REGGIO CALABRIA – Paura (e “lieto fine”, fortunatamente…) per una coppia di coniugi reggini, che ha seriamente rischiato un avvelenamento da funghi.
A marito e moglie, entrambi sulla quarantina, era stata regalata un boccaccio con dei funghi delle Boletacee all’interno (vedi foto grande). Apparentemente, tutto regolare: ma come sanitari ed esperti micologi evidenziano costantemente, non bisogna mai fidarsi delle apparenze.
Ed è davvero il caso, anche per piccole quantità, di far sempre controllare in via preventiva dall’Ispettorato micologico dell’Azienda sanitaria provinciale i funghi della cui provenienza non si sia assolutamente certi, per evitare guai che – potenzialmente – possono concludersi anche con conseguenze gravissime, incluso il decesso.
Il 24 luglio scorso, a pranzo i due coniugi hanno consumato parte dei funghi contenuti nella boccetta che era stata regalata loro. Già dopo mezz’ora, però, la donna ha iniziato a sentirsi male; un quarto d’ora dopo, anche il marito ha avvertito problemi gastrointestinali.
A sera, erano entrambi ricoverati al Grande ospedale metropolitano di Reggio Calabria: prima passaggio in Pronto soccorso, poi Malattie infettive. Vomito, diarrea intensa, dolori addominali atroci – dai reni al pancreas – per via degli organi interessati al rilascio delle tossine fungine.
Il punto è che, com’è naturale, non c’era stata volontà d’avvelenare i destinatari del dono. Anzi: molto spesso queste specie di funghi vengono mangiati – incautamente -, dalle nostre parti.
Si tratta, nello specifico, di due tipi di boleti, entrambi comunque di specie considerata non commestibile: il Neoboletus erythropus, dalle nostre parti comunemente soprannominato turchino (benché, in realtà, dal colore scuro pronunciato) e degli ancor più classici fungi di conti, questa la ‘vulgata’ che nel Reggino avvicenda la denominazione scientifica del Boletus rhodoxanthus.
Le tossine di questi funghi risultano, peraltro, termolabili: con grande probabilità, nel caso di specie sarebbe stata sufficiente un’oretta di cottura in pentola per evitare conseguenze nocive per l’organismo…
Tuttavia, non era andata così.
Prime cure (flebo ed esami) a parte, i sanitari del Gom hanno subito contattato il Centro antiveleni di Milano per condividere le proprie acquisizioni; immediata anche la tempestiva risposta di Giuseppe Laface, agronomo micologo in forza al Servizio Igiene alimenti e nutrizione dell’Azienda sanitaria provinciale reggina.
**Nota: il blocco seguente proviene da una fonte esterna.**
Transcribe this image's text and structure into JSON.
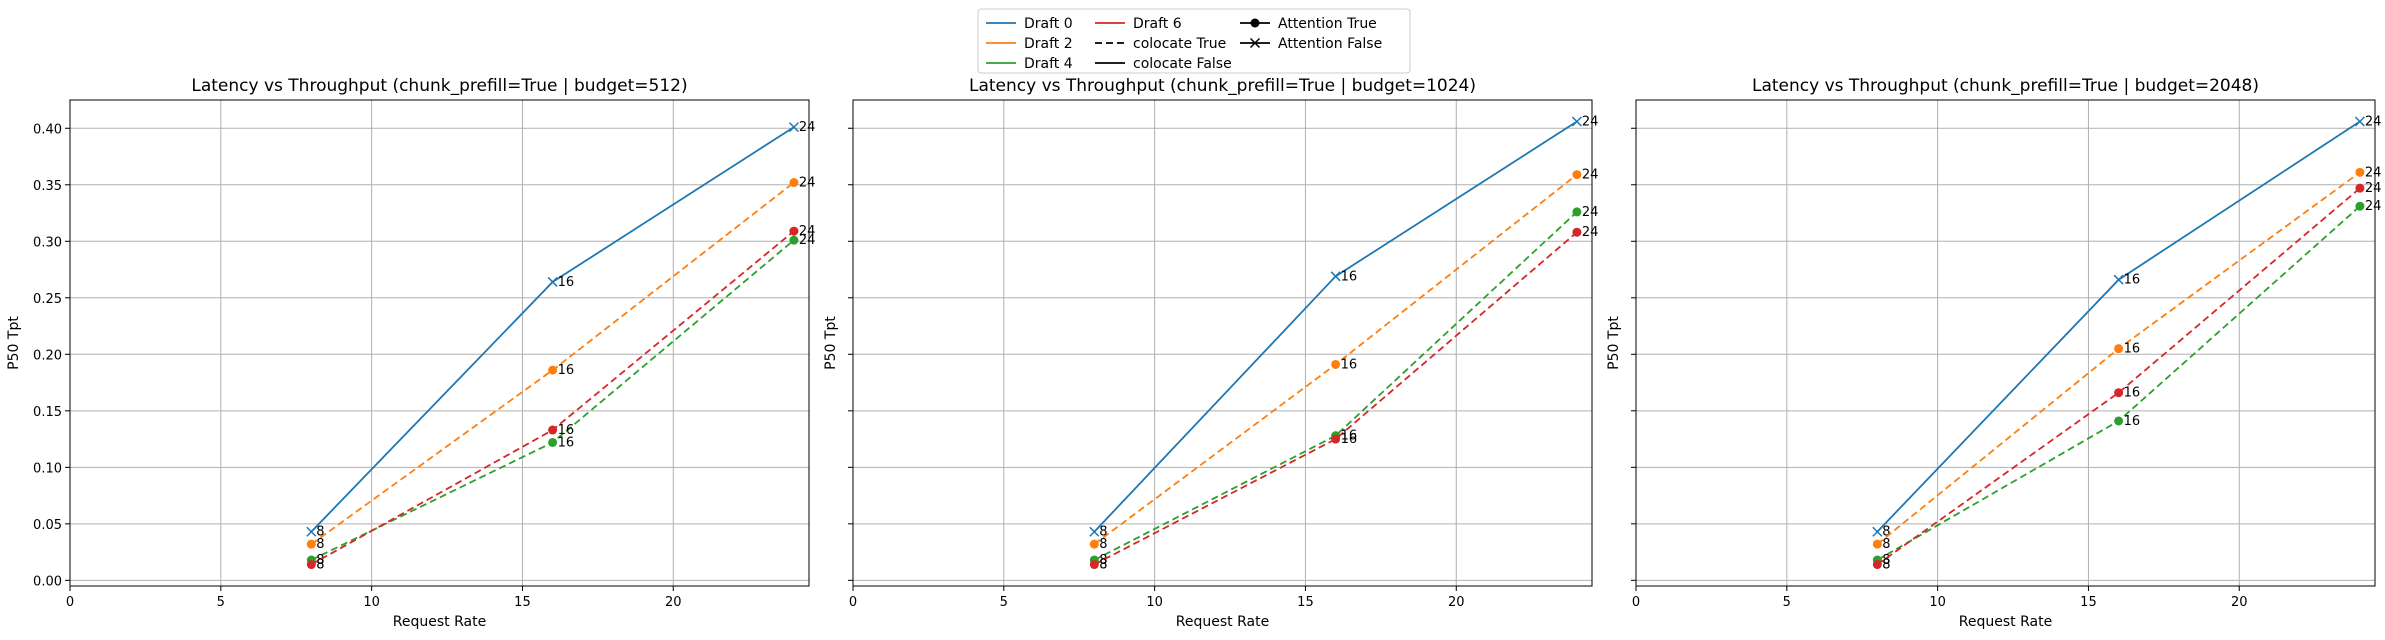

Laface ha sùbito cercato d’identificare con certezza le specie fungine in questione e se il loro consumo fosse avvenuto previa cottura, per i motivi già citati e per avere elementi in grado di svelare se il rilascio d’eventuali sostanze nocive si fosse dispiegato in maniera immediata o “a rilascio lento” (a lunga latenza).
Modalità particolarmente insidiosa, quest’ultima, perché si manifesta solo dopo aver causato danni – sovente, irreversibili – all’organismo, dopo l’ingestione. Nell’eventualità di caso grave, sarebbe stato indispensabile un immediato raccordo con l’ospedale “Cardarelli” di Napoli (solitamente deputato a trattarli, in ragione di specializzazione e distanze da Reggio Calabria).
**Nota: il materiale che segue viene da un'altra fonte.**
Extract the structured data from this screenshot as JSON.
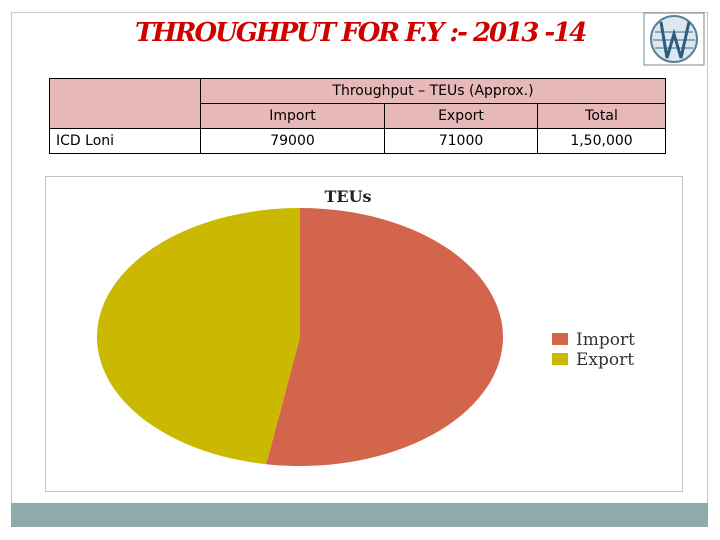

Per riuscire a identificare le specie di funghi effettivamente necessarie, è stato necessario un esame meticoloso – pezzo per pezzo – di tutti i funghi residui in boccetta da parte del micologo dell’Asp. Sarebbe bastato un pezzetto solo di funghi velenosi d’altro tipo per complicare la situazione, o comunque rendere necessaria una diversificazione della terapia da praticare.
Alla fine, però, s’è concluso che erano presenti in boccetta solo due specie delle Boletacee: per fortuna, a parte i dolori gastrointestinali, nessun serio danno era stato riportato dai due che ne avevano mangiato.
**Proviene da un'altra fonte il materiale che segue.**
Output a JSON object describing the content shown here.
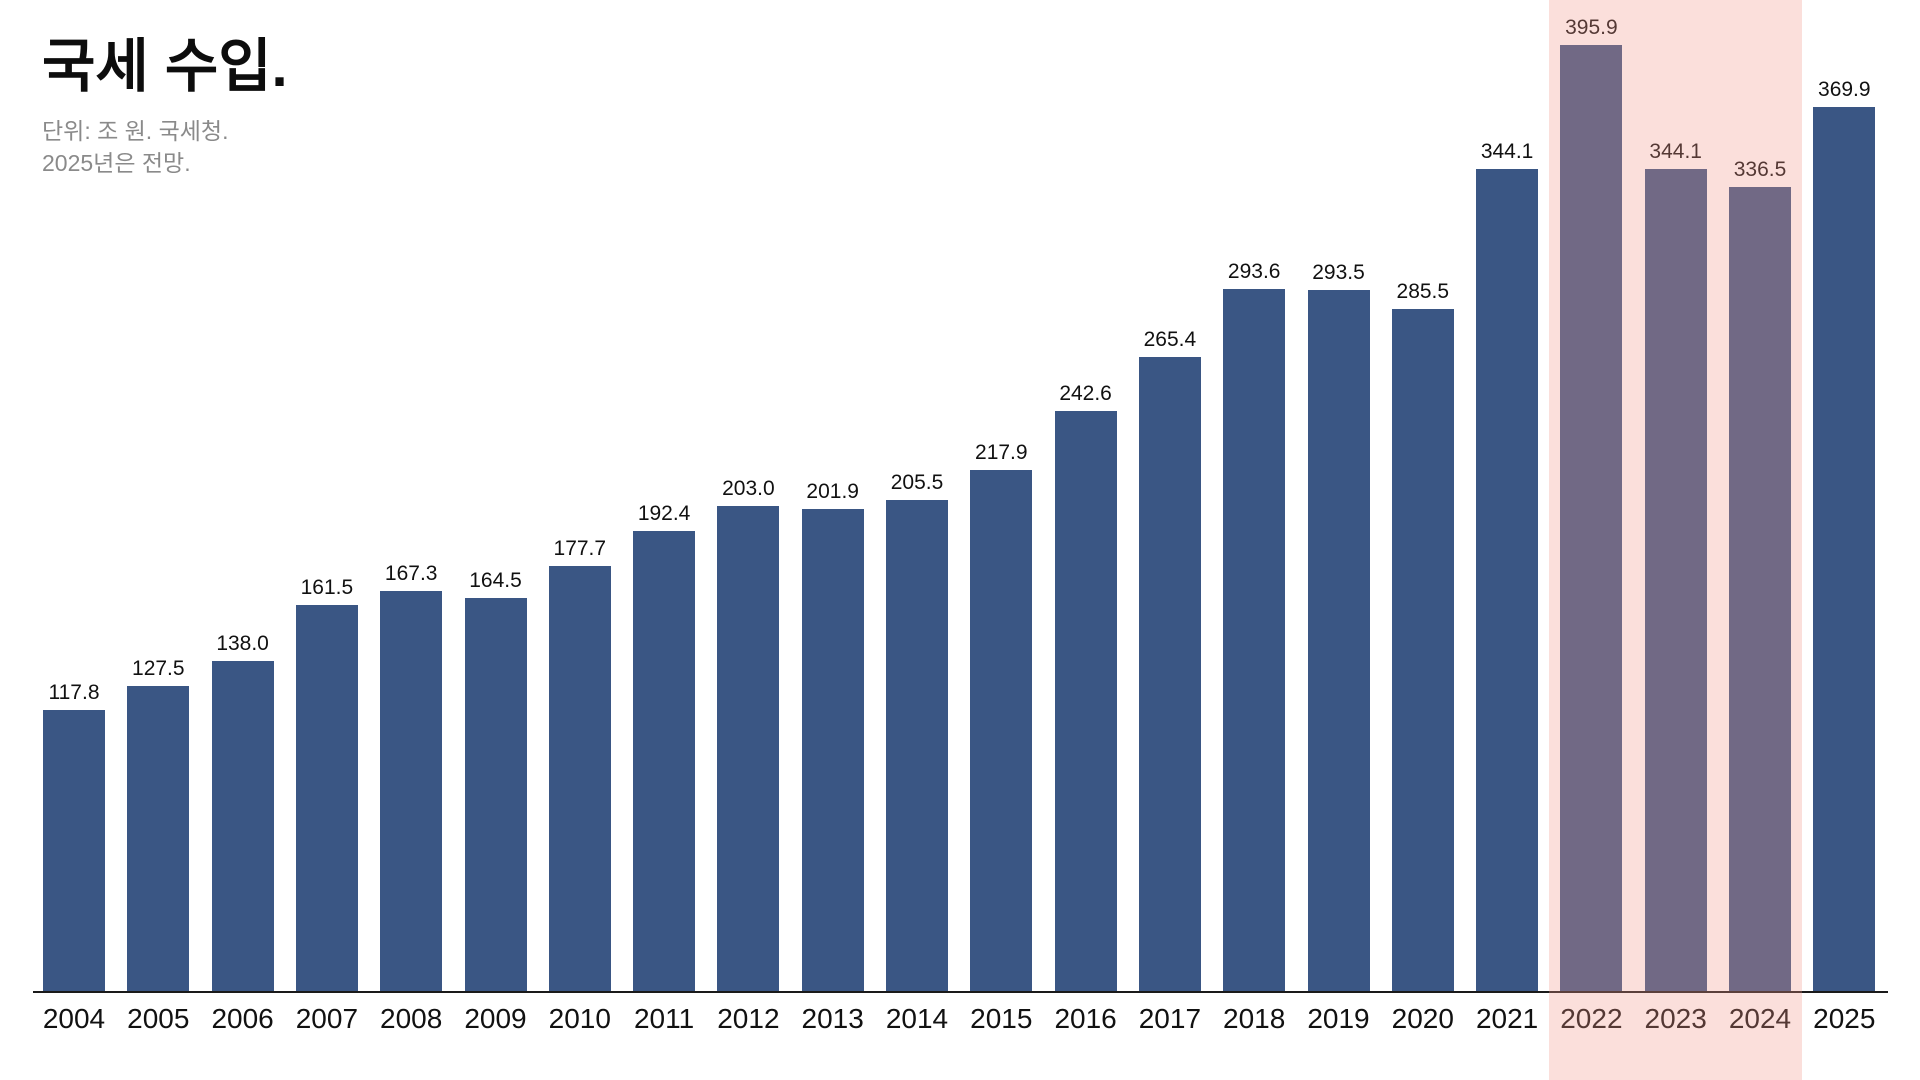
{
  "header": {
    "title": "국세 수입.",
    "subtitle_line1": "단위: 조 원. 국세청.",
    "subtitle_line2": "2025년은 전망."
  },
  "chart_data": {
    "type": "bar",
    "title": "국세 수입.",
    "unit_note": "단위: 조 원. 국세청.",
    "forecast_note": "2025년은 전망.",
    "categories": [
      "2004",
      "2005",
      "2006",
      "2007",
      "2008",
      "2009",
      "2010",
      "2011",
      "2012",
      "2013",
      "2014",
      "2015",
      "2016",
      "2017",
      "2018",
      "2019",
      "2020",
      "2021",
      "2022",
      "2023",
      "2024",
      "2025"
    ],
    "values": [
      117.8,
      127.5,
      138.0,
      161.5,
      167.3,
      164.5,
      177.7,
      192.4,
      203.0,
      201.9,
      205.5,
      217.9,
      242.6,
      265.4,
      293.6,
      293.5,
      285.5,
      344.1,
      395.9,
      344.1,
      336.5,
      369.9
    ],
    "value_labels": [
      "117.8",
      "127.5",
      "138.0",
      "161.5",
      "167.3",
      "164.5",
      "177.7",
      "192.4",
      "203.0",
      "201.9",
      "205.5",
      "217.9",
      "242.6",
      "265.4",
      "293.6",
      "293.5",
      "285.5",
      "344.1",
      "395.9",
      "344.1",
      "336.5",
      "369.9"
    ],
    "highlight_years": [
      "2022",
      "2023",
      "2024"
    ],
    "ylim": [
      0,
      400
    ],
    "grid": "off",
    "legend": "none",
    "colors": {
      "bar": "#3a5684",
      "highlight_overlay": "rgba(243,148,137,0.30)",
      "axis_line": "#1a1a1a",
      "label_text": "#111111",
      "subtitle_text": "#8a8a8a"
    }
  }
}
I due coniugi, complessivamente in buone condizioni, si trovano tuttora ricoverati precauzionalmente al Grande ospedale metropolitano.
Nonostante questo, già nelle prime ore di ieri le loro condizioni – in seguito alle più appropriate terapie – erano in nettissimo miglioramento: il “lieto fine”, con dimissioni annesse, è dietro l’angolo.